Distribution Watch: Gentoo Linux 1.2: Getting Better Every Day - page 4
Back in the Saddle with Gentoo
Once I get the system installed and booted, I can go on to configure my desktop. I click on Gentoo's Linux Desktop Configuration Guide and kind of follow the instructions. While the person who wrote them prefers KDE, I prefer GNOME, so I type emerge --pretend gnome to get a glimpse of just how much work my machine needs to do at this point. It's a lot, as suggested. But, well, I do kinda like to have a GUI available so I type emerge gnome and then go do something else for a while.
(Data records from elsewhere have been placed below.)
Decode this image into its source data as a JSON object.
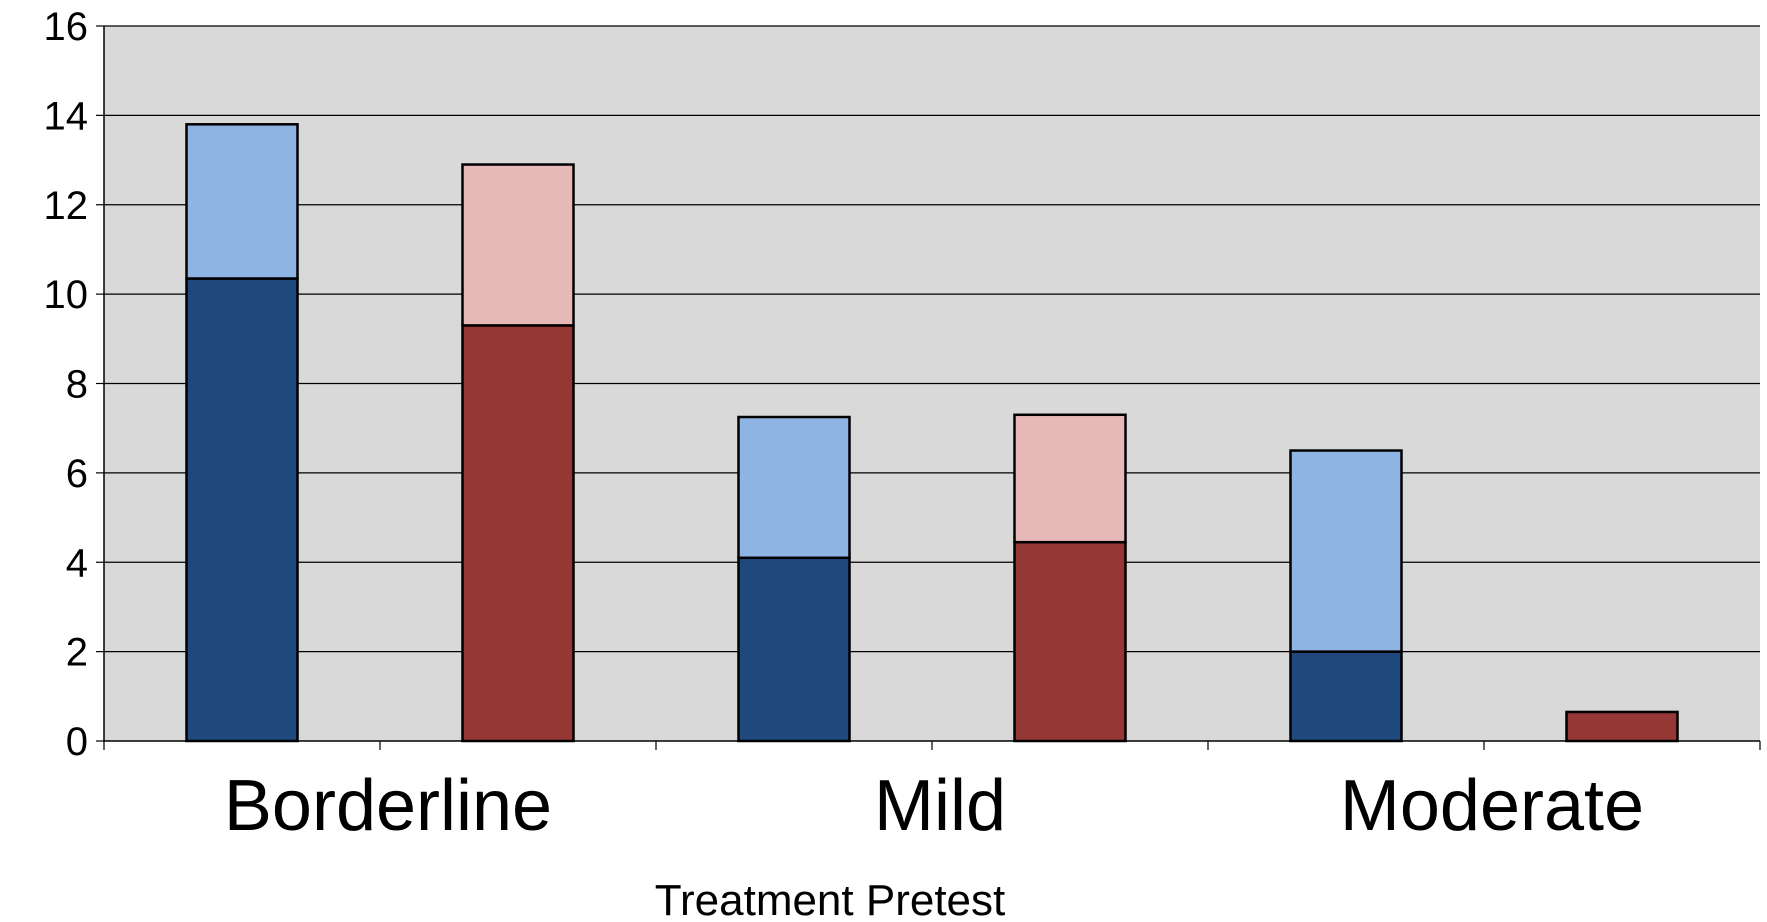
{
  "chart_data": {
    "type": "bar",
    "stacked": true,
    "categories": [
      "Borderline",
      "Mild",
      "Moderate"
    ],
    "xlabel": "Treatment Pretest",
    "ylabel": "",
    "ylim": [
      0,
      16
    ],
    "yticks": [
      0,
      2,
      4,
      6,
      8,
      10,
      12,
      14,
      16
    ],
    "grid": true,
    "background": "#d9d9d9",
    "groups": [
      {
        "category": "Borderline",
        "bars": [
          {
            "bottom": 10.35,
            "top": 13.8,
            "bottom_color": "#1f497d",
            "top_color": "#8eb4e3"
          },
          {
            "bottom": 9.3,
            "top": 12.9,
            "bottom_color": "#953735",
            "top_color": "#e6b9b8"
          }
        ]
      },
      {
        "category": "Mild",
        "bars": [
          {
            "bottom": 4.1,
            "top": 7.25,
            "bottom_color": "#1f497d",
            "top_color": "#8eb4e3"
          },
          {
            "bottom": 4.45,
            "top": 7.3,
            "bottom_color": "#953735",
            "top_color": "#e6b9b8"
          }
        ]
      },
      {
        "category": "Moderate",
        "bars": [
          {
            "bottom": 2.0,
            "top": 6.5,
            "bottom_color": "#1f497d",
            "top_color": "#8eb4e3"
          },
          {
            "bottom": 0.65,
            "top": 0.65,
            "bottom_color": "#953735",
            "top_color": "#e6b9b8"
          }
        ]
      }
    ]
  }
}
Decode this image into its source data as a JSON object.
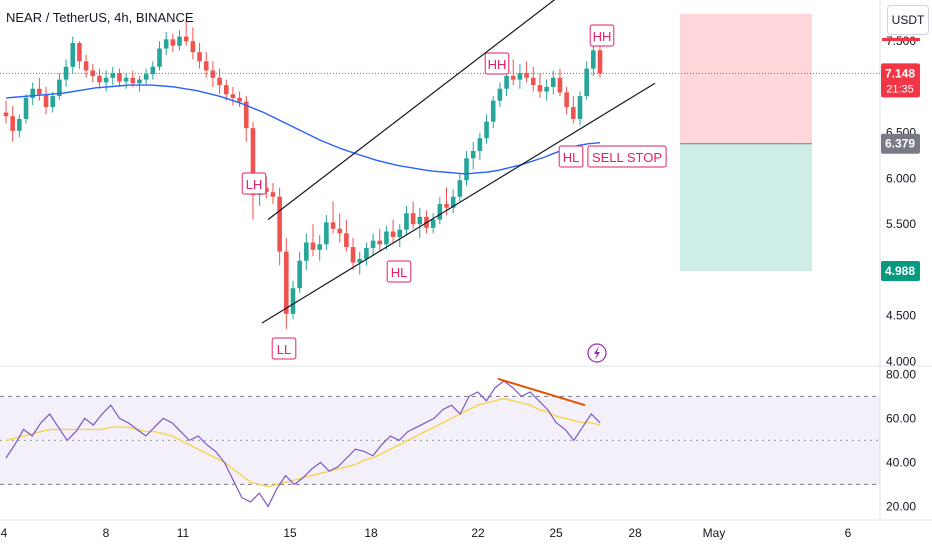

The configuration phase in many ways is like the installation phase. Emerge this, emerge that, and do a bunch of stuff by hand that you're used to being able to gloss over with handy dandy tools; for example, Gentoo makes us configure X by hand. But that's okay, this distribution's for developers. What I find ironic about that is that all of the compiling is so easy that us non-developers get through that without a problem, but building a Linux system manually doesn't seem to me so much a developer thing.
I'm not complaining! It's just an observation. The power in Gentoo is that with Portage, the developer can have various parts of the filesystem set up with compilation defaults that make life a whole lot easier while creating new software. That doesn't really come out in a basic installing and configuring discussion.